Segmentation and Vascular Vectorization for Coronary Artery by Geometry-Based Cascaded Neural Network 基于几何的级联神经网络对冠状动脉进行分割和血管矢量化

IEEE transactions on medical imaging

Pub Date : 2024-07-30 DOI: 10.1109/TMI.2024.3435714

Xiaoyu Yang;Lijian Xu;Simon Yu;Qing Xia;Hongsheng Li;Shaoting Zhang

Segmentation of the coronary artery is an important task for the quantitative analysis of coronary computed tomography angiography (CCTA) images and is being stimulated by the field of deep learning. However, the complex structures with tiny and narrow branches of the coronary artery bring it a great challenge. Coupled with the medical image limitations of low resolution and poor contrast, fragmentations of segmented vessels frequently occur in the prediction. Therefore, a geometry-based cascaded segmentation method is proposed for the coronary artery, which has the following innovations: 1) Integrating geometric deformation networks, we design a cascaded network for segmenting the coronary artery and vectorizing results. The generated meshes of the coronary artery are continuous and accurate for twisted and sophisticated coronary artery structures, without fragmentations. 2) Different from mesh annotations generated by the traditional marching cube method from voxel-based labels, a finer vectorized mesh of the coronary artery is reconstructed with the regularized morphology. The novel mesh annotation benefits the geometry-based segmentation network, avoiding bifurcation adhesion and point cloud dispersion in intricate branches. 3) A dataset named CCA-200 is collected, consisting of 200 CCTA images with coronary artery disease. The ground truths of 200 cases are coronary internal diameter annotations by professional radiologists. Extensive experiments verify our method on our collected dataset CCA-200 and public ASOCA dataset, with a Dice of 0.778 on CCA-200 and 0.895 on ASOCA, showing superior results. Especially, our geometry-based model generates an accurate, intact and smooth coronary artery, devoid of any fragmentations of segmented vessels.
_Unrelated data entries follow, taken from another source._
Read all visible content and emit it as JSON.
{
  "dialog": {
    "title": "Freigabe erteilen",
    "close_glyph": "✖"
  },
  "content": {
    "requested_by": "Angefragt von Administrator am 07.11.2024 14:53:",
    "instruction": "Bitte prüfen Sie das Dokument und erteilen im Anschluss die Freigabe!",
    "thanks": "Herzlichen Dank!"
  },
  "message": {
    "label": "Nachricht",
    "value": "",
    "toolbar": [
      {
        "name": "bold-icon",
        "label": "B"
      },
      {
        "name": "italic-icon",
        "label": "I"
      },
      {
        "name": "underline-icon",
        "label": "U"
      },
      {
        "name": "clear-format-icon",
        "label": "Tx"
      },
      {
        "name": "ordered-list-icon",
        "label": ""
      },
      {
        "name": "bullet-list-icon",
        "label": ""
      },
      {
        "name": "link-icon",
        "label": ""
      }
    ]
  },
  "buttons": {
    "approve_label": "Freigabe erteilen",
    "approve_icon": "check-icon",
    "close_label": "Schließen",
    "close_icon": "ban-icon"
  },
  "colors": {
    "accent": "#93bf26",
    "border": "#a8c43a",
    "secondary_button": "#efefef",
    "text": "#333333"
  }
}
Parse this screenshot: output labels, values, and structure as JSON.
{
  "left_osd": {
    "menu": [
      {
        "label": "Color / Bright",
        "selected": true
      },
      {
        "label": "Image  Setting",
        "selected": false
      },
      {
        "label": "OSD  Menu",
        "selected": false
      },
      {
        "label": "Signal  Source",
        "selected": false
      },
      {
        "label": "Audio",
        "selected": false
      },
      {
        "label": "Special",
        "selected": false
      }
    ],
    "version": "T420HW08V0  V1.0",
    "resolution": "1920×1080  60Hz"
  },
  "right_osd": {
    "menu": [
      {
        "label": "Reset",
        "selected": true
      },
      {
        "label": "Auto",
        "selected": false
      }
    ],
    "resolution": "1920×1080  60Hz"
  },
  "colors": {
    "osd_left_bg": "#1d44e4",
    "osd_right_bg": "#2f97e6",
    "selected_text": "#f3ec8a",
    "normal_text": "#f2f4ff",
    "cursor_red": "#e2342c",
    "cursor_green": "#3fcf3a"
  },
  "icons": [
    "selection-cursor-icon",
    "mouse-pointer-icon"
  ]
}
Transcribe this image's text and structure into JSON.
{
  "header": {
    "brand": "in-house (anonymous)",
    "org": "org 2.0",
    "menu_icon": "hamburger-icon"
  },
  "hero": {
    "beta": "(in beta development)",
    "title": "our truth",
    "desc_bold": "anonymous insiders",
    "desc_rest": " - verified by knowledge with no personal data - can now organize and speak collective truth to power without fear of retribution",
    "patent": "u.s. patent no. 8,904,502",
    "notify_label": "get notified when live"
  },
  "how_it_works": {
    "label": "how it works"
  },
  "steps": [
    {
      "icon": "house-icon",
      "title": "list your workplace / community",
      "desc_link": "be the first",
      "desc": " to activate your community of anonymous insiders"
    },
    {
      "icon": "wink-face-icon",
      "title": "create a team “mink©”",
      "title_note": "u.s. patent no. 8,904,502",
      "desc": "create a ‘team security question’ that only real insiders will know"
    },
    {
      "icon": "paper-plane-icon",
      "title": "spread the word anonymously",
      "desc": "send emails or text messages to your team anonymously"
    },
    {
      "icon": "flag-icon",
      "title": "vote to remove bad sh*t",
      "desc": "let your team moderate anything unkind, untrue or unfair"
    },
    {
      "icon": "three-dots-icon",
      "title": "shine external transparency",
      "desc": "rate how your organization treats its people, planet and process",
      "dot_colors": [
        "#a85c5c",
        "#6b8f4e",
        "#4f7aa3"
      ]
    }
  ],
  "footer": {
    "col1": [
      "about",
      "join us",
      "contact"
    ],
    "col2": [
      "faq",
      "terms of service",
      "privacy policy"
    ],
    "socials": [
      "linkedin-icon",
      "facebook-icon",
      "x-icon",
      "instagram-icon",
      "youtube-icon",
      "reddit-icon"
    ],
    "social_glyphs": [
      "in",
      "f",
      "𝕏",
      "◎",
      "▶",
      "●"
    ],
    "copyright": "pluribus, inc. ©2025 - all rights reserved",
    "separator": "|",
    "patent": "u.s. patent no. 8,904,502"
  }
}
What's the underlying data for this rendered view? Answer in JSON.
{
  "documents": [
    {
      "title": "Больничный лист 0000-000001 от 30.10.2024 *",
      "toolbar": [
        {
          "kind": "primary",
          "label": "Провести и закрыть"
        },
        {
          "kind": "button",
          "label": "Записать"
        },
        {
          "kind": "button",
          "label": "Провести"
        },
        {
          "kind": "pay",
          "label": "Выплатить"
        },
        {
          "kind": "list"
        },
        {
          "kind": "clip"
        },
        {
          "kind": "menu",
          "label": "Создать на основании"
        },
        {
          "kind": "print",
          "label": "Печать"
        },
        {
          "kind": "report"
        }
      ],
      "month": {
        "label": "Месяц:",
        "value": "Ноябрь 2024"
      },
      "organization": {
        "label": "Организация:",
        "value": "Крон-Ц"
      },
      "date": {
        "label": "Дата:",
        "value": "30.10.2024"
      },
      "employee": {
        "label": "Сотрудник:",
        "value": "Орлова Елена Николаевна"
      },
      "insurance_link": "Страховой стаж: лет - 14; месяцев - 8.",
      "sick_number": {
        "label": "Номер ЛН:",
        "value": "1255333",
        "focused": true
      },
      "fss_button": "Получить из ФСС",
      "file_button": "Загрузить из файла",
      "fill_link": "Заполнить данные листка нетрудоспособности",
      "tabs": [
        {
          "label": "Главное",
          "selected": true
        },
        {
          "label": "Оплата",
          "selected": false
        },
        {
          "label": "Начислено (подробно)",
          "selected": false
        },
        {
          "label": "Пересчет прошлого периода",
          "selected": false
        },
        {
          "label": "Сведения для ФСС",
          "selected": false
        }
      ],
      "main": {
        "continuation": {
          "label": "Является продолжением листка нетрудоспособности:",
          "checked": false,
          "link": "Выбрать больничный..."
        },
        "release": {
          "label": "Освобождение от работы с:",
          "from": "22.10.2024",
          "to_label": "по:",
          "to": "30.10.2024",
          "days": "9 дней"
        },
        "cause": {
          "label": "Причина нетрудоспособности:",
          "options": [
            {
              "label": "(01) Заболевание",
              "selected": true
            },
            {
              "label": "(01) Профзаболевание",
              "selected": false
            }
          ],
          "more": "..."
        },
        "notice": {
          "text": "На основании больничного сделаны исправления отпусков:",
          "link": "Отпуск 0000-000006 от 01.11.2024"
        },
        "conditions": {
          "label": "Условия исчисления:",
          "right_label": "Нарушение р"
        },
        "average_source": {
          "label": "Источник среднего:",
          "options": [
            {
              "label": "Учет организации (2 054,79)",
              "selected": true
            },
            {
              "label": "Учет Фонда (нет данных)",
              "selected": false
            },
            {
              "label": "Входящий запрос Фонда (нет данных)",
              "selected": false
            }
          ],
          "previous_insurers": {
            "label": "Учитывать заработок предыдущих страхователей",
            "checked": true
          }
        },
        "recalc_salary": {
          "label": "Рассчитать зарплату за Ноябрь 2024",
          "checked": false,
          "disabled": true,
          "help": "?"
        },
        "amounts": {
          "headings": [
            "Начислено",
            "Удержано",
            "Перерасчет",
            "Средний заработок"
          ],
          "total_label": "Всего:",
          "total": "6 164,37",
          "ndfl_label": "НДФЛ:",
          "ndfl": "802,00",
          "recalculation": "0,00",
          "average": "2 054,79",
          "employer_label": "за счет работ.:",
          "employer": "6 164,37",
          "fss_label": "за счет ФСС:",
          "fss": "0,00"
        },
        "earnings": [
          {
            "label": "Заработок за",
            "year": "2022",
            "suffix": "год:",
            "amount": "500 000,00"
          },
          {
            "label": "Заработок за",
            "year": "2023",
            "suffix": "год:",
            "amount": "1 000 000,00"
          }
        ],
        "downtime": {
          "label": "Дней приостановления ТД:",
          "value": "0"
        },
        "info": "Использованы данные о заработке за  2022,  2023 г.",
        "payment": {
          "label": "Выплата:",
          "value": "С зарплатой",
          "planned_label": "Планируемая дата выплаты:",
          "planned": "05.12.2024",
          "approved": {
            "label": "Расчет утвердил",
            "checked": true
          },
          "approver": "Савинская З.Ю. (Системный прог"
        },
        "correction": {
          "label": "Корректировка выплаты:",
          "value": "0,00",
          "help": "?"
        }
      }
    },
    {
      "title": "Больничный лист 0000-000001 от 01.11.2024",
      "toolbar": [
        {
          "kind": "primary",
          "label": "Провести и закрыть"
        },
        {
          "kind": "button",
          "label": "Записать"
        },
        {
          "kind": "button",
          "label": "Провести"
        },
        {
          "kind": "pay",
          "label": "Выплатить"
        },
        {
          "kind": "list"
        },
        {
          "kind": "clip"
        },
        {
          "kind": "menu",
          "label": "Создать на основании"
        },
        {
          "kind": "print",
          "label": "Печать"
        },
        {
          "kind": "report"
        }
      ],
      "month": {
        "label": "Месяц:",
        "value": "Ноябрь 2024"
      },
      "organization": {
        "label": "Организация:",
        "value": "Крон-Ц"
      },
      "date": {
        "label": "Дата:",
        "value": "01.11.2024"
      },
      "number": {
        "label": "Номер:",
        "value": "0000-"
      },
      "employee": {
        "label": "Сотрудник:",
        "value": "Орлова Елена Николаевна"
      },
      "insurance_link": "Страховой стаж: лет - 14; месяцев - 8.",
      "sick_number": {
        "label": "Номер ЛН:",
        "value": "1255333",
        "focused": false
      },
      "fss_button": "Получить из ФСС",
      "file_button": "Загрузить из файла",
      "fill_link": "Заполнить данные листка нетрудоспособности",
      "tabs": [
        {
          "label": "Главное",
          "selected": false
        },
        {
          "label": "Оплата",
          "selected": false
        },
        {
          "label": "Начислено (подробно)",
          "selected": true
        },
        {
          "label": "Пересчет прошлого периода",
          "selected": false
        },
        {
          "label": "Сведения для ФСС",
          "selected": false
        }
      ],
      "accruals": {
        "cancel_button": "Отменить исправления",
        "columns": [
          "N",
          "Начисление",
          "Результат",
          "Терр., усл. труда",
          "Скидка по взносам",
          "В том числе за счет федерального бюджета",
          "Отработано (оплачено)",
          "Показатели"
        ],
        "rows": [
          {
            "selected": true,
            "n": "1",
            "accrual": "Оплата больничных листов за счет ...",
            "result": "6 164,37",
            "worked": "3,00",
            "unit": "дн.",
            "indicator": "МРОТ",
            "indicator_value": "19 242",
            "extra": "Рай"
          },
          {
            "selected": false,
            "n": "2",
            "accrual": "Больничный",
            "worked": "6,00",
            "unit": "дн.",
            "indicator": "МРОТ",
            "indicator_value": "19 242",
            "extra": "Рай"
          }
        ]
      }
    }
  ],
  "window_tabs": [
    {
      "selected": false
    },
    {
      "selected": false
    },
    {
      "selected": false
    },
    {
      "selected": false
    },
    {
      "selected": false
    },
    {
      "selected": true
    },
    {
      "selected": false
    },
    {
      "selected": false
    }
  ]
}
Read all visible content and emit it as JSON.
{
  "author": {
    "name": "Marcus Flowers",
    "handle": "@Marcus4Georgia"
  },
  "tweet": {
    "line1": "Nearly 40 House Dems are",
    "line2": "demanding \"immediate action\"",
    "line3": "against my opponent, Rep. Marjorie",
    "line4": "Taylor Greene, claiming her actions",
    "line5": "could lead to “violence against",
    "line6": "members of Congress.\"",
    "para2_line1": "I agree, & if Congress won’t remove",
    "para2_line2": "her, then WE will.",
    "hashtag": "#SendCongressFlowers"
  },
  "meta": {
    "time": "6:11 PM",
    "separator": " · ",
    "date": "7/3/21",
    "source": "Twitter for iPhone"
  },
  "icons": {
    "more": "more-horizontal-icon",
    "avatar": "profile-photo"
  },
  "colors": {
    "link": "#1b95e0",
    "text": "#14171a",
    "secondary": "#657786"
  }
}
冠状动脉的分割是冠状动脉计算机断层扫描（CCTA）图像定量分析的一项重要任务，目前正受到深度学习领域的推动。然而，冠状动脉结构复杂，分支细小而狭窄，给这项工作带来了巨大挑战。再加上医学影像分辨率低、对比度差的限制，预测中经常出现分割血管的碎片。因此，针对冠状动脉提出了一种基于几何的级联分割方法，其创新点如下：1) 结合几何变形网络，我们设计了一种级联网络，用于分割冠状动脉并将结果矢量化。生成的冠状动脉网格连续、精确，可用于扭曲和复杂的冠状动脉结构，不会出现碎裂。2) 与传统的基于体素标签的行进立方体方法生成的网格注释不同，利用正则化形态学重建的冠状动脉矢量化网格更精细。新的网格标注有利于基于几何的分割网络，避免了复杂分支中的分叉粘连和点云分散。3) 收集的数据集名为 CCA-200，由 200 张冠状动脉疾病的 CCTA 图像组成。200 个病例的地面真相是由专业放射科医生标注的冠状动脉内径。大量实验验证了我们的方法，CCA-200 和 ASOCA 数据集的 Dice 分别为 0.778 和 0.895，显示出卓越的效果。特别是，我们基于几何模型生成的冠状动脉准确、完整、光滑，没有任何分割血管的碎片。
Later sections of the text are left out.